April 4, 1863, Richmond Examiner
This titled Dutchman, who was captured at Fairfax Court House with General Stoughton, by Capt. Mosby, and confined for a time at the Libby prison, has returned to the North on parole, and ventilated his Teutonic spleen by the publication of some of the most bare faced and monstrous lies in regard to the management of the prison and its officers, that we have seen yet. This Wardener claims to have been fed part of the time on the “flesh of defunct mules,” and says , “what little beef he or the other prisoners got was putrid.” These assertions bear falsehood so palpably on their face, that they are hardly worth the space necessary to refute them; but we do so in order that truth may go upon record in juxtaposition with the lie. We have on occasion, at the request of the commandant, partaken of the meat that this dilletante German so stigmatizes, and found it excellent bovine, nutritious and sweet smelling, and not a part of that useful quadruped, related to the donkey and Wardener. As for the soup and bread, not better is served on the tables of the first hotels in Richmond.
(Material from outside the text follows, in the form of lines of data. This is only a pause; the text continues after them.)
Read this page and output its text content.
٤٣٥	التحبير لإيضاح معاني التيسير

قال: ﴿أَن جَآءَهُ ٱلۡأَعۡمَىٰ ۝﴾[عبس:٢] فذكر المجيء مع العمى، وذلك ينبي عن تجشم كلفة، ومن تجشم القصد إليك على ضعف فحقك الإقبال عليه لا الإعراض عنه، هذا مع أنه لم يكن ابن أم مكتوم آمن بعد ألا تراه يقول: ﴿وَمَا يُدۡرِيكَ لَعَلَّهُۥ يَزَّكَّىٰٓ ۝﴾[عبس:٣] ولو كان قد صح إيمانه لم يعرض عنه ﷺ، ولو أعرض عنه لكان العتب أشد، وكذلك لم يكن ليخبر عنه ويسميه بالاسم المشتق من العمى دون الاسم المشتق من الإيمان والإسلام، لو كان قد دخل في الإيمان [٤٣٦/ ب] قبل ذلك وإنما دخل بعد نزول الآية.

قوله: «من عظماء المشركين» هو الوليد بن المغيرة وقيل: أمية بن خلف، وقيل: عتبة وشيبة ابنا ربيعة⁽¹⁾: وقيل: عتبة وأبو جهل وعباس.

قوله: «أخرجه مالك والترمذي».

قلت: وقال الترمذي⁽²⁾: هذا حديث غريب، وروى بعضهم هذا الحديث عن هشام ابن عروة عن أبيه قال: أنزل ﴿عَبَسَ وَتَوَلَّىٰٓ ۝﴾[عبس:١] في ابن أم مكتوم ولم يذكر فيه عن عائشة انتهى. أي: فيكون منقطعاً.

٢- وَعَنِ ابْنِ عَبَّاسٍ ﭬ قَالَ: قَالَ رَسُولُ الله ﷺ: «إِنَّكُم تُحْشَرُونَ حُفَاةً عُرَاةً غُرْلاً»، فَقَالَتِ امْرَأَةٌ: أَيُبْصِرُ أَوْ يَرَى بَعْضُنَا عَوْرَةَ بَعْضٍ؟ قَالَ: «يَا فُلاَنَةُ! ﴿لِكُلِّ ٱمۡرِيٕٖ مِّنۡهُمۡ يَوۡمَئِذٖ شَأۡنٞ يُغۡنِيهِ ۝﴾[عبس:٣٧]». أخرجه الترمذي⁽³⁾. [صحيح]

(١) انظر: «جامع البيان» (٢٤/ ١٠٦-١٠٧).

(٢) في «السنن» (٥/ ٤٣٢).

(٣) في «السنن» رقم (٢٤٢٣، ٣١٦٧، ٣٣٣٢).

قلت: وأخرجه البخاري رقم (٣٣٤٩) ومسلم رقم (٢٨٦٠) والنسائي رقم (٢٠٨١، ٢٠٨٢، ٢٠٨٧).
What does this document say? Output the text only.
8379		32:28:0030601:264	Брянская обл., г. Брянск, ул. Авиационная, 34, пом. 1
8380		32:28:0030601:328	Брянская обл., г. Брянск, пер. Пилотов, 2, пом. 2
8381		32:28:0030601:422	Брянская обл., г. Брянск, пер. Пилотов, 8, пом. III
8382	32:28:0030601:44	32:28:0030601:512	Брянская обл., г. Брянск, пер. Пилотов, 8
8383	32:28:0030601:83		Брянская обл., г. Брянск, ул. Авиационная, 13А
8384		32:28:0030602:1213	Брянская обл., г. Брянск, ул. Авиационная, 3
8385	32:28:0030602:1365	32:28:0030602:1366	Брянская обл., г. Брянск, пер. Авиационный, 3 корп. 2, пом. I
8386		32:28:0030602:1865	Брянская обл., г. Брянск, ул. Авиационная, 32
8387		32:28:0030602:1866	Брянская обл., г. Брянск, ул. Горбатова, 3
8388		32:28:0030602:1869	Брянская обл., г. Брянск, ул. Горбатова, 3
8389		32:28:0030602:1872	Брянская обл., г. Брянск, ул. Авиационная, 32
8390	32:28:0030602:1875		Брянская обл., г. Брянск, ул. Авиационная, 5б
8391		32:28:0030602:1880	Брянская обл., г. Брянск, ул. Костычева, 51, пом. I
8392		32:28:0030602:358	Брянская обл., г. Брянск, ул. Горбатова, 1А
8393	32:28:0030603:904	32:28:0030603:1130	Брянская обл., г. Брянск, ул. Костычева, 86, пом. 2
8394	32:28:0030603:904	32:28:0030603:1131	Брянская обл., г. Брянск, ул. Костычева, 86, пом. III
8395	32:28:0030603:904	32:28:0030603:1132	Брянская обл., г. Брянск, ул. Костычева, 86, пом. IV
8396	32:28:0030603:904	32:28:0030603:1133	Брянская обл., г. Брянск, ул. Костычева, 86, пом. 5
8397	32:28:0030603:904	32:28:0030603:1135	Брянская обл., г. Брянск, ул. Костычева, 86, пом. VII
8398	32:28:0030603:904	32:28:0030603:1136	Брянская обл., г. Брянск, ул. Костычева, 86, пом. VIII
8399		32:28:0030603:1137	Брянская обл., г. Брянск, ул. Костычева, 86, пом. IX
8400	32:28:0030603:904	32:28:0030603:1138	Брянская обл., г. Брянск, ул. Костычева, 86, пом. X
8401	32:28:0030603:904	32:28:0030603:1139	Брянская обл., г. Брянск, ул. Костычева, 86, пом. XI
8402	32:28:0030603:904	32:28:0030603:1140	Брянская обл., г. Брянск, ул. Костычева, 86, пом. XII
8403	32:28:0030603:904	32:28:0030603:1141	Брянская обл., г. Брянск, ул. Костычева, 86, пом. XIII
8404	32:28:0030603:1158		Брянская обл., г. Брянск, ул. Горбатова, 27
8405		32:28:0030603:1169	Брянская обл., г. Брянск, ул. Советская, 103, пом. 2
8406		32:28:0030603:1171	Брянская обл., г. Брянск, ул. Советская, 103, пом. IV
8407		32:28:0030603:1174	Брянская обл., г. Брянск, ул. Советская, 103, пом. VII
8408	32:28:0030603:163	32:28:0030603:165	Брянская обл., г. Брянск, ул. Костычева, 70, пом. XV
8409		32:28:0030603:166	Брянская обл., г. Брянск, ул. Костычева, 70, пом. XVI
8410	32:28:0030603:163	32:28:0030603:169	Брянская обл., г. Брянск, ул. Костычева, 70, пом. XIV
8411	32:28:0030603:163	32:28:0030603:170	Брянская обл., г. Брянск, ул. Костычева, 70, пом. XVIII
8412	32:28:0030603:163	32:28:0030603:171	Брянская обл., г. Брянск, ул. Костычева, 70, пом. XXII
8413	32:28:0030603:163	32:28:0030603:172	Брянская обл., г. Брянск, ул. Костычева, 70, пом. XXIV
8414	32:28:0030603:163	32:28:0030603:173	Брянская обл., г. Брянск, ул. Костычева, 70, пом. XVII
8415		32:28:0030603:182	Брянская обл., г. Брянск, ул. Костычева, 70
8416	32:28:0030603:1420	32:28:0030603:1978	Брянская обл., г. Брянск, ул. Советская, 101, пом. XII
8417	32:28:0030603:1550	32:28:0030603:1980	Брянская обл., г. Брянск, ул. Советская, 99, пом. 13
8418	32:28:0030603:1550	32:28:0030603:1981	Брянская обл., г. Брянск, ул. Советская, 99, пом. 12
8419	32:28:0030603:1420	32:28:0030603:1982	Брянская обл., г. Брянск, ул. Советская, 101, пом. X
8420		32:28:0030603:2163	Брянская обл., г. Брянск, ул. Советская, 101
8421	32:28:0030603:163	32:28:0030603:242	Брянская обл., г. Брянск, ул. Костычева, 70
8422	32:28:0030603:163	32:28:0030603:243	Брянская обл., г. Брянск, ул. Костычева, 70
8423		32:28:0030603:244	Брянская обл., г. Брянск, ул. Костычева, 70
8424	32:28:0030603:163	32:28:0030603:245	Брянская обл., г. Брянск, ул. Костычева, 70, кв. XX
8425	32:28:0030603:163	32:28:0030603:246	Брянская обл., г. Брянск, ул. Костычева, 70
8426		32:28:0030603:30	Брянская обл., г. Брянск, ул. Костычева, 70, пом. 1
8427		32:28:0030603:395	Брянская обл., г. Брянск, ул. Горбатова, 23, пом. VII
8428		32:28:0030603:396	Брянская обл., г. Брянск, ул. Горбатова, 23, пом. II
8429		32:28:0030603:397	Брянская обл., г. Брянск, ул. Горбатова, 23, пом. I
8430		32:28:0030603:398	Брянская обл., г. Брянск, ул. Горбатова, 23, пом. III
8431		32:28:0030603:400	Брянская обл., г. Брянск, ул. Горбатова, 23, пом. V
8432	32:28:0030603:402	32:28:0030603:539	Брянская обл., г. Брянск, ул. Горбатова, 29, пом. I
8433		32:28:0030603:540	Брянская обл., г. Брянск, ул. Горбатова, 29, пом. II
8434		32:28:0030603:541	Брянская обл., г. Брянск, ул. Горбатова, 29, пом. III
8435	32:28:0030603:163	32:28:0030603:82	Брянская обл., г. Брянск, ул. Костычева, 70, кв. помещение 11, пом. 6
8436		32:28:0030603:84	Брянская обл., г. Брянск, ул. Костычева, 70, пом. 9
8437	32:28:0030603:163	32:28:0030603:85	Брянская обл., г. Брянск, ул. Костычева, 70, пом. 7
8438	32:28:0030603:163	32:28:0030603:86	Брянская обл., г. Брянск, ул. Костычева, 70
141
Would to heaven our soldiers were furnished with such rations. — This same Wardener styles Captain Turner a “brute,” and says he ordered him about like a “dog,” when everybody who knows the commandant knows him to be the kindest and most humane of men, although a strict disciplinarian.
The Baron goes on and heaps lie upon lie, but we think it only necessary to expose one or two, to prove him a liar of the first calibré.